結局口だけだった、受け入れるなんて出来なかった。自分を見つけてくれた唯一の人の死を。

バカだな、ワタシ。

「・・・・・・あぁ・・・。」

また、謝るのね。



・・・・・・・・・・・・・・・・・・・・・・・・・・・・・・・・・・・・・・・・・・・

「何故ですか!?」
「・・・彼は現在ノアである可能性が高い、そうでなくともいつ再び覚醒するかなんて判らないのだから教団には置いておけない。」

パタパタ、と頭上を飛ぶヴァルケノウはやはり部屋に居た時と同じ方向を向いている。
《ゲート》は無断使用は出来ないし、別に独断で開いても良いのだが繋げられる場所が限られている。
ならば、歩き回るしかないだろう。
だから僕は「安央衣を探しに行くので長期任務を下さい。」と頼みに来た。
コムイさんの返事は「NO」で、先程の会話に至る。

「キミも見たんだろう。敵の可能性がある「原罪」と「ノア」がいたのを。」
「っ、そ、それはそうですけど・・・。」
「なら尚更許可できない、独断行動するつもりなら団服は脱ぐんだ。
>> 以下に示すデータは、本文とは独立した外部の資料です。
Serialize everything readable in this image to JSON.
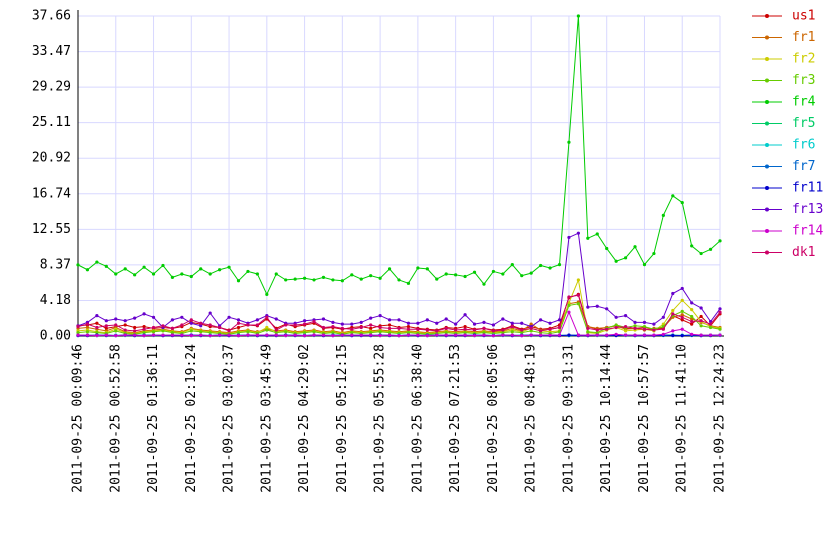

」
「・・・いーんですかコムイさん。」
「・・・?」
「方舟ゲート全部閉じちゃいますよ?」
「・・・、アレン君キミはっ・・・!!」
「全部、移動させます。誰にも見つからない所へ。」

長官とか構うもんか、もう戻って来ない覚悟すらある。
安央衣は、例え敵が眠っていても「仲間」なんだ。
ニコリと笑う僕を見て、コムイさんははぁぁぁ・・・と溜息をついた。

「・・・分かった、小鳥遊 安央衣捜索任務を許可しよう。」
「ありがとうございます!!」
「ただし、リナリーも連れて行く事。」
「・・・え、何でですか?」
「見つけた時逃げられたら困るだろう?」

そう言っていつものおちゃらけた笑みを見せたコムイさんに僕も微笑み返した。